Congressional Republicans are “floored” and “alarmed” by Donald Trump and Stephen Miller’s purge of the top ranks of the Department of Homeland Security, Politico reports. In their usual way, though, Republicans are all talk and no action when it comes to being alarmed by Trump, and even their talk is mostly focused on absolving now-resigned Homeland Security Secretary Kirstjen Nielsen of responsibility rather than being directly critical of Trump.

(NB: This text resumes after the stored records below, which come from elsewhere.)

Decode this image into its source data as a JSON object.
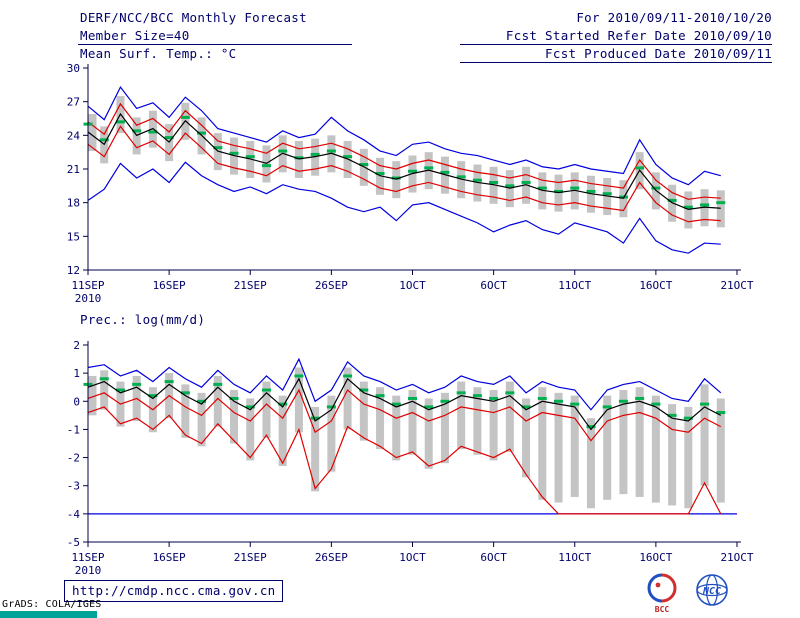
{
  "header": {
    "title": "DERF/NCC/BCC Monthly Forecast",
    "member_size": "Member Size=40",
    "for_range": "For 2010/09/11-2010/10/20",
    "refer_date": "Fcst Started Refer Date 2010/09/10",
    "produced_date": "Fcst Produced Date 2010/09/11"
  },
  "footer": {
    "url": "http://cmdp.ncc.cma.gov.cn",
    "grads_credit": "GrADS: COLA/IGES",
    "logo_bcc": "BCC",
    "logo_ncc": "NCC"
  },
  "colors": {
    "text": "#00006a",
    "axis": "#00004a",
    "bar": "#c4c4c4",
    "envelope_blue": "#0000e0",
    "spread_red": "#e00000",
    "mean_black": "#000000",
    "obs_green": "#00b050",
    "teal_bar": "#00a398",
    "logo_red": "#d03030",
    "logo_blue": "#2050c0"
  },
  "chart_data": [
    {
      "type": "line",
      "ylabel": "Mean Surf. Temp.: °C",
      "x_tick_labels": [
        "11SEP",
        "16SEP",
        "21SEP",
        "26SEP",
        "1OCT",
        "6OCT",
        "11OCT",
        "16OCT",
        "21OCT"
      ],
      "x_tick_days": [
        0,
        5,
        10,
        15,
        20,
        25,
        30,
        35,
        40
      ],
      "x_sub_label": "2010",
      "x_days_total": 40,
      "ylim": [
        12,
        30
      ],
      "yticks": [
        12,
        15,
        18,
        21,
        24,
        27,
        30
      ],
      "grid": false,
      "bars": {
        "name": "ensemble-spread-bar",
        "color": "#c4c4c4",
        "low": [
          22.6,
          21.5,
          24.2,
          22.3,
          22.9,
          21.7,
          23.6,
          22.3,
          20.9,
          20.5,
          20.2,
          19.8,
          20.7,
          20.2,
          20.4,
          20.7,
          20.2,
          19.5,
          18.7,
          18.4,
          18.9,
          19.2,
          18.8,
          18.4,
          18.1,
          17.9,
          17.6,
          17.9,
          17.4,
          17.2,
          17.4,
          17.1,
          16.9,
          16.7,
          19.2,
          17.4,
          16.3,
          15.7,
          15.9,
          15.8
        ],
        "high": [
          25.9,
          24.8,
          27.5,
          25.6,
          26.2,
          25.0,
          26.9,
          25.6,
          24.2,
          23.8,
          23.5,
          23.1,
          24.0,
          23.5,
          23.7,
          24.0,
          23.5,
          22.8,
          22.0,
          21.7,
          22.2,
          22.5,
          22.1,
          21.7,
          21.4,
          21.2,
          20.9,
          21.2,
          20.7,
          20.5,
          20.7,
          20.4,
          20.2,
          20.0,
          22.5,
          20.7,
          19.6,
          19.0,
          19.2,
          19.1
        ]
      },
      "series": [
        {
          "name": "ensemble-max",
          "type": "line",
          "color": "#0000e0",
          "values": [
            26.6,
            25.4,
            28.3,
            26.4,
            26.9,
            25.6,
            27.4,
            26.2,
            24.6,
            24.2,
            23.8,
            23.4,
            24.4,
            23.8,
            24.1,
            25.6,
            24.4,
            23.6,
            22.6,
            22.2,
            23.2,
            23.4,
            22.8,
            22.4,
            22.2,
            21.8,
            21.4,
            21.8,
            21.2,
            21.0,
            21.4,
            21.0,
            20.8,
            20.6,
            23.6,
            21.4,
            20.2,
            19.6,
            20.8,
            20.4
          ]
        },
        {
          "name": "ensemble-min",
          "type": "line",
          "color": "#0000e0",
          "values": [
            18.2,
            19.2,
            21.5,
            20.2,
            21.0,
            19.8,
            21.6,
            20.4,
            19.6,
            19.0,
            19.4,
            18.8,
            19.6,
            19.2,
            19.0,
            18.4,
            17.6,
            17.2,
            17.6,
            16.4,
            17.8,
            18.0,
            17.4,
            16.8,
            16.2,
            15.4,
            16.0,
            16.4,
            15.6,
            15.2,
            16.2,
            15.8,
            15.4,
            14.4,
            16.6,
            14.6,
            13.8,
            13.5,
            14.4,
            14.3
          ]
        },
        {
          "name": "spread-upper",
          "type": "line",
          "color": "#e00000",
          "values": [
            25.2,
            24.1,
            26.8,
            24.9,
            25.5,
            24.3,
            26.2,
            24.9,
            23.5,
            23.1,
            22.8,
            22.4,
            23.3,
            22.8,
            23.0,
            23.3,
            22.8,
            22.1,
            21.3,
            21.0,
            21.5,
            21.8,
            21.4,
            21.0,
            20.7,
            20.5,
            20.2,
            20.5,
            20.0,
            19.8,
            20.0,
            19.7,
            19.5,
            19.3,
            21.8,
            20.0,
            18.9,
            18.3,
            18.5,
            18.4
          ]
        },
        {
          "name": "spread-lower",
          "type": "line",
          "color": "#e00000",
          "values": [
            23.2,
            22.1,
            24.8,
            22.9,
            23.5,
            22.3,
            24.2,
            22.9,
            21.5,
            21.1,
            20.8,
            20.4,
            21.3,
            20.8,
            21.0,
            21.3,
            20.8,
            20.1,
            19.3,
            19.0,
            19.5,
            19.8,
            19.4,
            19.0,
            18.7,
            18.5,
            18.2,
            18.5,
            18.0,
            17.8,
            18.0,
            17.7,
            17.5,
            17.3,
            19.8,
            18.0,
            16.9,
            16.3,
            16.5,
            16.4
          ]
        },
        {
          "name": "observation",
          "type": "dash",
          "color": "#00b050",
          "values": [
            25.0,
            23.6,
            25.2,
            24.4,
            24.3,
            23.8,
            25.6,
            24.2,
            22.9,
            22.4,
            22.1,
            21.3,
            22.6,
            22.0,
            22.3,
            22.6,
            22.1,
            21.4,
            20.6,
            20.2,
            20.8,
            21.1,
            20.7,
            20.3,
            20.0,
            19.8,
            19.5,
            19.8,
            19.3,
            19.0,
            19.3,
            19.0,
            18.8,
            18.5,
            21.1,
            19.3,
            18.2,
            17.6,
            17.8,
            18.0
          ]
        },
        {
          "name": "ensemble-mean",
          "type": "line",
          "color": "#000000",
          "values": [
            24.3,
            23.2,
            25.9,
            24.0,
            24.6,
            23.4,
            25.3,
            24.0,
            22.6,
            22.2,
            21.9,
            21.5,
            22.4,
            21.9,
            22.1,
            22.4,
            21.9,
            21.2,
            20.4,
            20.1,
            20.6,
            20.9,
            20.5,
            20.1,
            19.8,
            19.6,
            19.3,
            19.6,
            19.1,
            18.9,
            19.1,
            18.8,
            18.6,
            18.4,
            20.9,
            19.1,
            18.0,
            17.4,
            17.6,
            17.5
          ]
        }
      ]
    },
    {
      "type": "line",
      "ylabel": "Prec.: log(mm/d)",
      "x_tick_labels": [
        "11SEP",
        "16SEP",
        "21SEP",
        "26SEP",
        "1OCT",
        "6OCT",
        "11OCT",
        "16OCT",
        "21OCT"
      ],
      "x_tick_days": [
        0,
        5,
        10,
        15,
        20,
        25,
        30,
        35,
        40
      ],
      "x_sub_label": "2010",
      "x_days_total": 40,
      "ylim": [
        -5,
        2
      ],
      "yticks": [
        -5,
        -4,
        -3,
        -2,
        -1,
        0,
        1,
        2
      ],
      "grid": false,
      "bars": {
        "name": "ensemble-spread-bar",
        "color": "#c4c4c4",
        "low": [
          -0.5,
          -0.3,
          -0.9,
          -0.7,
          -1.1,
          -0.6,
          -1.3,
          -1.6,
          -0.9,
          -1.5,
          -2.1,
          -1.3,
          -2.3,
          -1.1,
          -3.2,
          -2.5,
          -1.0,
          -1.4,
          -1.7,
          -2.1,
          -1.9,
          -2.4,
          -2.2,
          -1.7,
          -1.9,
          -2.1,
          -1.8,
          -2.7,
          -3.5,
          -3.6,
          -3.4,
          -3.8,
          -3.5,
          -3.3,
          -3.4,
          -3.6,
          -3.7,
          -3.8,
          -3.0,
          -3.6
        ],
        "high": [
          0.9,
          1.1,
          0.7,
          0.9,
          0.5,
          1.0,
          0.6,
          0.3,
          0.9,
          0.4,
          0.1,
          0.7,
          0.2,
          1.2,
          -0.2,
          0.2,
          1.2,
          0.7,
          0.5,
          0.2,
          0.4,
          0.1,
          0.3,
          0.7,
          0.5,
          0.4,
          0.7,
          0.1,
          0.5,
          0.3,
          0.2,
          -0.6,
          0.2,
          0.4,
          0.5,
          0.2,
          -0.1,
          -0.2,
          0.6,
          0.1
        ]
      },
      "series": [
        {
          "name": "ensemble-max",
          "type": "line",
          "color": "#0000e0",
          "values": [
            1.2,
            1.3,
            0.9,
            1.1,
            0.7,
            1.2,
            0.8,
            0.5,
            1.1,
            0.6,
            0.3,
            0.9,
            0.4,
            1.5,
            0.0,
            0.4,
            1.4,
            0.9,
            0.7,
            0.4,
            0.6,
            0.3,
            0.5,
            0.9,
            0.7,
            0.6,
            0.9,
            0.3,
            0.7,
            0.5,
            0.4,
            -0.3,
            0.4,
            0.6,
            0.7,
            0.4,
            0.1,
            0.0,
            0.8,
            0.3
          ]
        },
        {
          "name": "zero-precip-floor",
          "type": "const",
          "value": -4,
          "color": "#0000e0"
        },
        {
          "name": "spread-upper",
          "type": "line",
          "color": "#e00000",
          "values": [
            0.1,
            0.3,
            -0.1,
            0.1,
            -0.3,
            0.2,
            -0.2,
            -0.5,
            0.1,
            -0.4,
            -0.7,
            -0.1,
            -0.6,
            0.4,
            -1.1,
            -0.7,
            0.4,
            -0.1,
            -0.3,
            -0.6,
            -0.4,
            -0.7,
            -0.5,
            -0.2,
            -0.3,
            -0.4,
            -0.2,
            -0.7,
            -0.4,
            -0.5,
            -0.6,
            -1.4,
            -0.7,
            -0.5,
            -0.4,
            -0.6,
            -1.0,
            -1.1,
            -0.6,
            -0.9
          ]
        },
        {
          "name": "spread-lower",
          "type": "line",
          "color": "#e00000",
          "values": [
            -0.4,
            -0.2,
            -0.8,
            -0.6,
            -1.0,
            -0.5,
            -1.2,
            -1.5,
            -0.8,
            -1.4,
            -2.0,
            -1.2,
            -2.2,
            -1.0,
            -3.1,
            -2.4,
            -0.9,
            -1.3,
            -1.6,
            -2.0,
            -1.8,
            -2.3,
            -2.1,
            -1.6,
            -1.8,
            -2.0,
            -1.7,
            -2.6,
            -3.4,
            -4.0,
            -4.0,
            -4.0,
            -4.0,
            -4.0,
            -4.0,
            -4.0,
            -4.0,
            -4.0,
            -2.9,
            -4.0
          ]
        },
        {
          "name": "observation",
          "type": "dash",
          "color": "#00b050",
          "values": [
            0.6,
            0.8,
            0.4,
            0.6,
            0.2,
            0.7,
            0.3,
            0.0,
            0.6,
            0.1,
            -0.2,
            0.4,
            -0.1,
            0.9,
            -0.6,
            -0.2,
            0.9,
            0.4,
            0.2,
            -0.1,
            0.1,
            -0.2,
            0.0,
            0.3,
            0.2,
            0.1,
            0.3,
            -0.2,
            0.1,
            0.0,
            -0.1,
            -0.9,
            -0.2,
            0.0,
            0.1,
            -0.1,
            -0.5,
            -0.6,
            -0.1,
            -0.4
          ]
        },
        {
          "name": "ensemble-mean",
          "type": "line",
          "color": "#000000",
          "values": [
            0.5,
            0.7,
            0.3,
            0.5,
            0.1,
            0.6,
            0.2,
            -0.1,
            0.5,
            0.0,
            -0.3,
            0.3,
            -0.2,
            0.8,
            -0.7,
            -0.3,
            0.8,
            0.3,
            0.1,
            -0.2,
            0.0,
            -0.3,
            -0.1,
            0.2,
            0.1,
            0.0,
            0.2,
            -0.3,
            0.0,
            -0.1,
            -0.2,
            -1.0,
            -0.3,
            -0.1,
            0.0,
            -0.2,
            -0.6,
            -0.7,
            -0.2,
            -0.5
          ]
        }
      ]
    }
  ]
}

This sentence will stand as a classic of description of Republican efforts to express discomfort without directly challenging Trump: “Republicans note that the president has the right to fire whoever he wants, but few offered an explicit defense of his decisions to oust DHS Secretary Kirstjen Nielsen, pull the top Immigration and Customs Enforcement pick, remove the Secret Service director and threaten more terminations.” That’s where we are: The failure to offer an explicit defense of a growing purge is seen as significant … and maybe it is, in this cowardly new world. But if it’s significant, it’s significant only in that it shows the Republican internal struggle over going along with Trump, because in their actions and every other way that counts, they’re going to stick with him and reliably do the wrong thing.
“Strikes me as just a frustration of not being able to solve a problem,” said Sen. John Cornyn. “Honestly, it wasn’t Secretary Nielsen’s fault. It wasn’t for lack of effort on her part. I don’t know if there’s anybody who’s going to be able to do more.” Sen. Joni Ernst sounded a similar note, saying, “I thought that Nielsen was doing a fantastic job,” but only going so far as to gently hint that Trump shouldn’t veer off in a wildly different direction—because “I would love to see some continuity. I think that’s important.”
So, you know, Republicans are floored and alarmed. But not enough to directly criticize Donald Trump. A Homeland Security purge is just business as usual, in other words.